As a mass of thirteen dancers shared the stage in the premiere of Catch Your Breath by Haughn (to Swing Shift: Grooveboxes composed by Kenji Bunch and performed by Ahn Trio), I realized I was watching a parody of dance put on by sports athletes. A center dancer turned around herself, much like a ballerina in a music box. Her arms formed the “M” from the ‘YMCA’ dance, but her fingertips actually touched the top of her head. As the group watched her I thought, ‘Is this how the outside world views dance? Where is this conversation going?’
My question was quickly answered as exercises from your typical gym class made their way into the work. The dancers were skiing, swimming (the backstroke specifically), jumping rope, and running around the stage. There were the fast feet you’d see at football practice and the forward somersaults you’d see in gymnastics. I was impressed with Haughn’s ability to create strong images through partnering to get her vision across. For example, the swimming was achieved by one dancer being lifted by a group so she could get the full stroke in. In another instance, a wall of dancers parted down the middle like a stage curtain opening to reveal a duo in a balancing act.

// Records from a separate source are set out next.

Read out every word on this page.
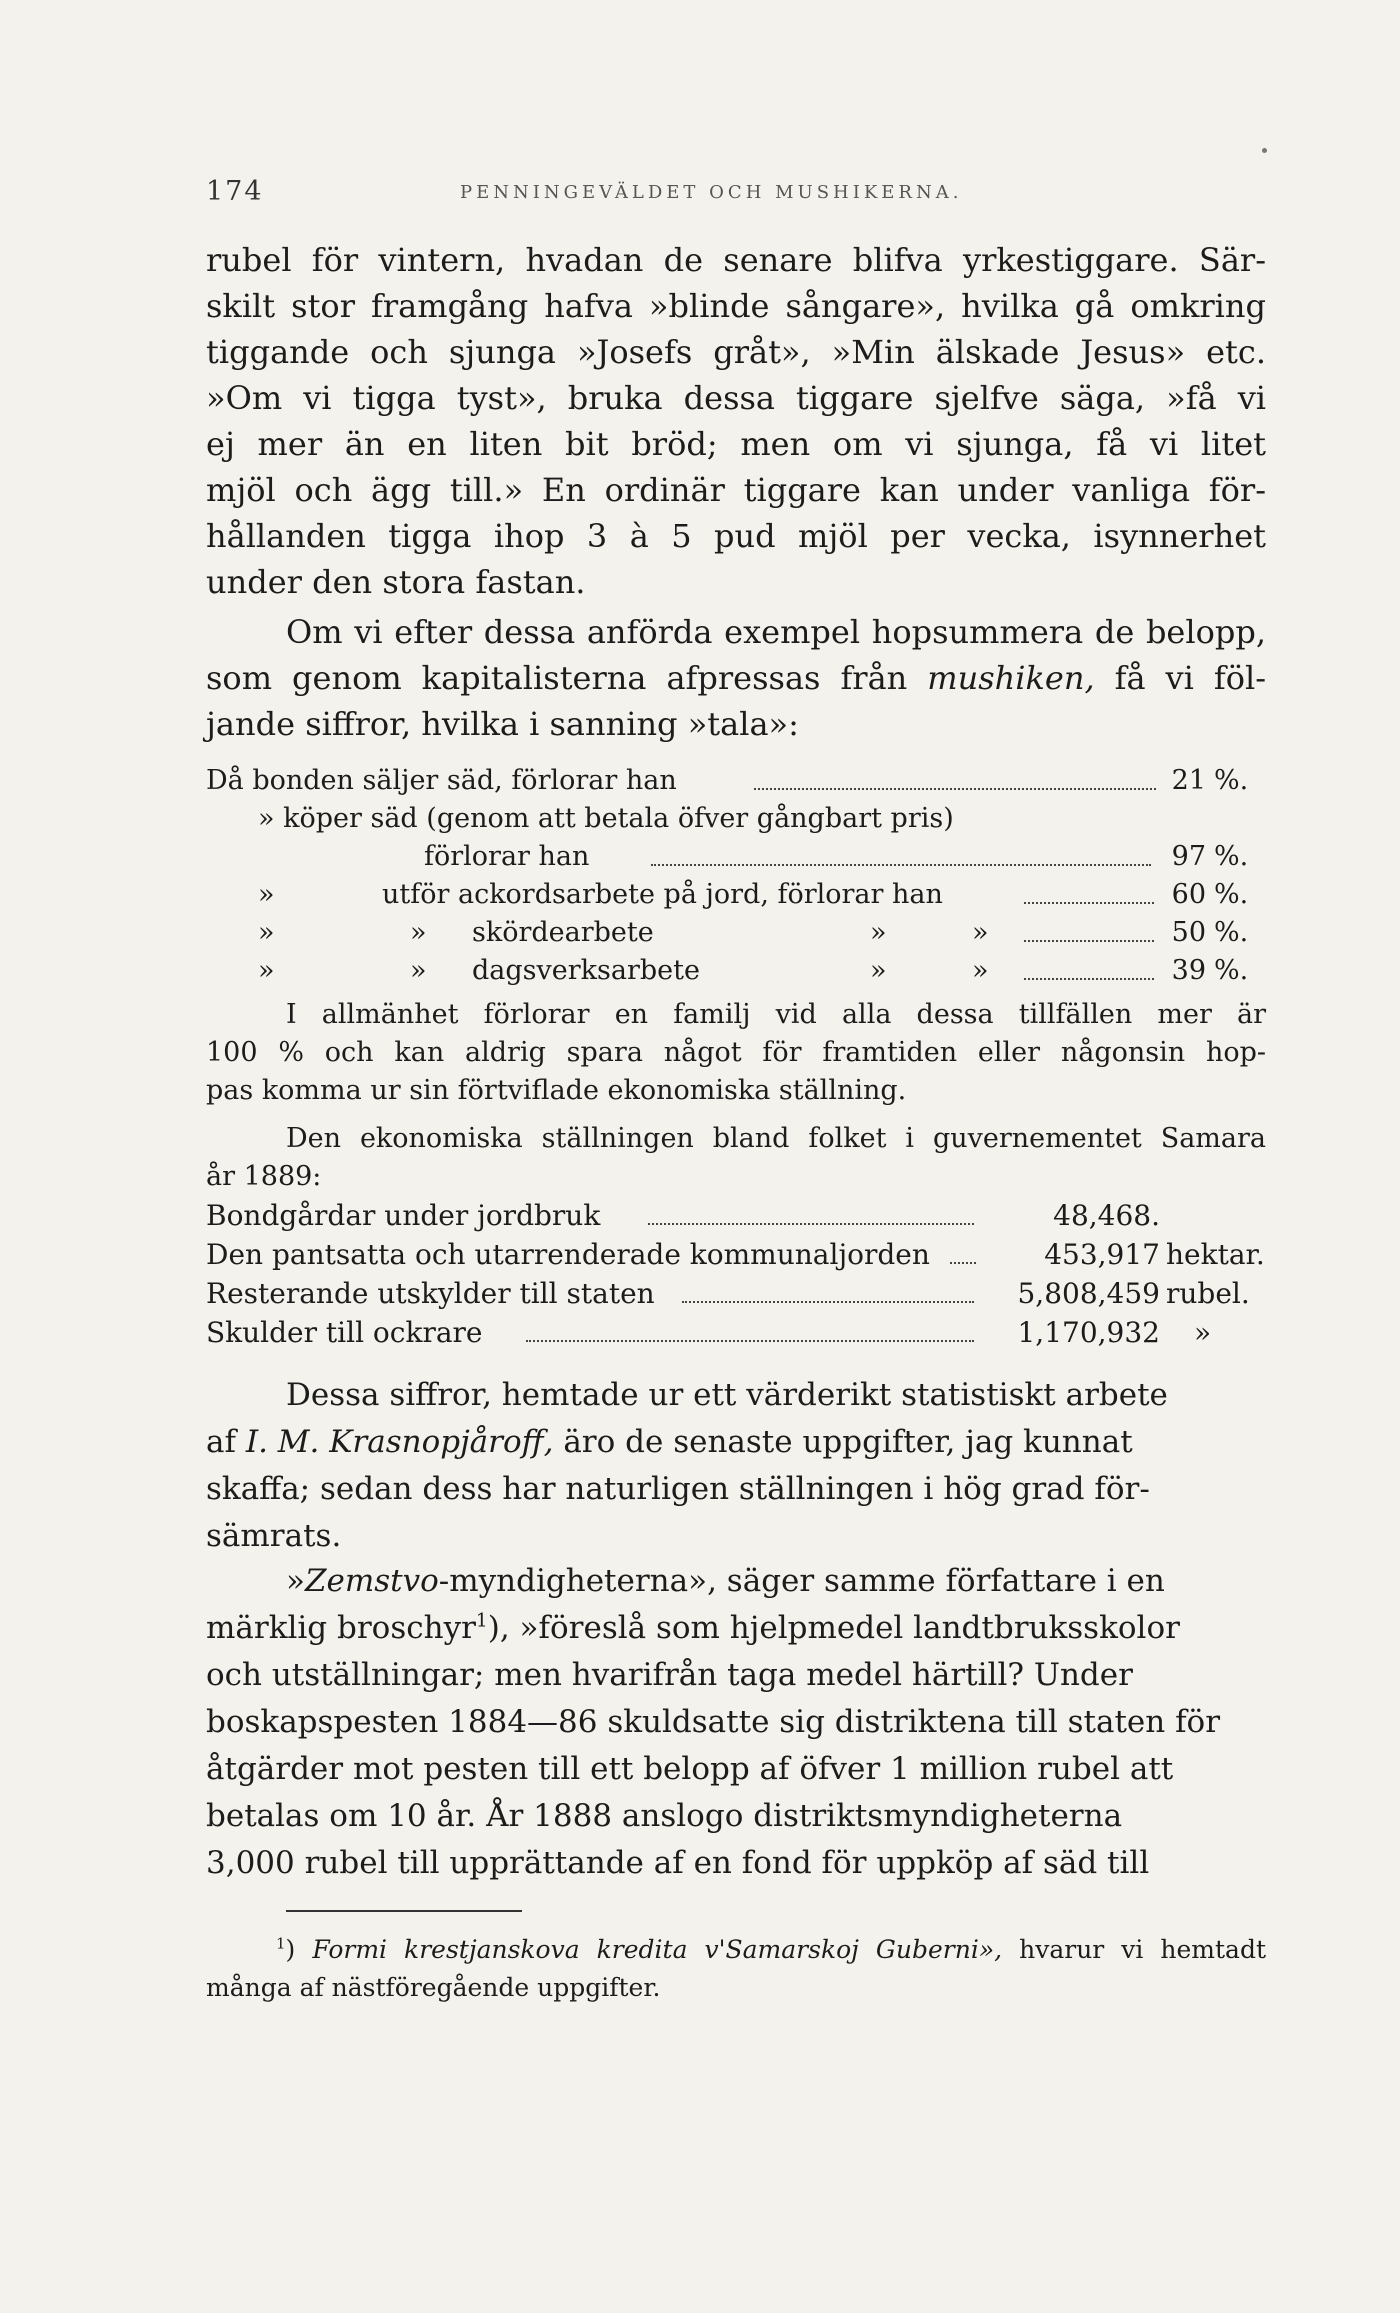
174	PENNINGEVÄLDET OCH MUSHIKERNA.
rubel för vintern, hvadan de senare blifva yrkestiggare. Sär-
skilt stor framgång hafva »blinde sångare», hvilka gå omkring
tiggande och sjunga »Josefs gråt», »Min älskade Jesus» etc.
»Om vi tigga tyst», bruka dessa tiggare sjelfve säga, »få vi
ej mer än en liten bit bröd; men om vi sjunga, få vi litet
mjöl och ägg till.» En ordinär tiggare kan under vanliga för-
hållanden tigga ihop 3 à 5 pud mjöl per vecka, isynnerhet
under den stora fastan.
Om vi efter dessa anförda exempel hopsummera de belopp,
som genom kapitalisterna afpressas från mushiken, få vi föl-
jande siffror, hvilka i sanning »tala»:
Då bonden säljer säd, förlorar han	21 %.
» köper säd (genom att betala öfver gångbart pris)
förlorar han	97 %.
»	utför ackordsarbete på jord, förlorar han	60 %.
»	» skördearbete	»	»	50 %.
»	» dagsverksarbete	»	»	39 %.
I allmänhet förlorar en familj vid alla dessa tillfällen mer är
100 % och kan aldrig spara något för framtiden eller någonsin hop-
pas komma ur sin förtviflade ekonomiska ställning.
Den ekonomiska ställningen bland folket i guvernementet Samara
år 1889:
Bondgårdar under jordbruk	48,468.
Den pantsatta och utarrenderade kommunaljorden	453,917 hektar.
Resterande utskylder till staten	5,808,459 rubel.
Skulder till ockrare	1,170,932 »
Dessa siffror, hemtade ur ett värderikt statistiskt arbete
af I. M. Krasnopjåroff, äro de senaste uppgifter, jag kunnat
skaffa; sedan dess har naturligen ställningen i hög grad för-
sämrats.
»Zemstvo-myndigheterna», säger samme författare i en
märklig broschyr$^1$), »föreslå som hjelpmedel landtbruksskolor
och utställningar; men hvarifrån taga medel härtill? Under
boskapspesten 1884—86 skuldsatte sig distriktena till staten för
åtgärder mot pesten till ett belopp af öfver 1 million rubel att
betalas om 10 år. År 1888 anslogo distriktsmyndigheterna
3,000 rubel till upprättande af en fond för uppköp af säd till
$^1$) Formi krestjanskova kredita v'Samarskoj Guberni», hvarur vi hemtadt
många af nästföregående uppgifter.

It appeared that these performers were imitating athletes with literal athleticism. I am sure they had to catch their breaths after the lights went out. I did not understand if the irony I sensed was intentional or just my interpretation which caused a disconnect. Regardless, the work did make a clear point that dancers, while sometimes only seen as artists, are also athletes in their own right.
Overall, it was a lengthy program. There were nine pieces presented with an hour and 40-minute running time. Presenting so many pieces in one showing was slightly overwhelming. Other works on the bill included Lost and Found (excerpts) choreographed by Cuff on GDC dancers, Acquiesce by Mat Elder, and 1 by 1 by Haughn (set on GDC dancers). While the performance was a mix of old and new works, I think a run of premieres only would have done well. The elements of musicality and movement transitions united the evening in a successful demonstration of works by both DancEthos and Gin Dance Company. It was certainly an evening of thoughtful works and pieces with potential.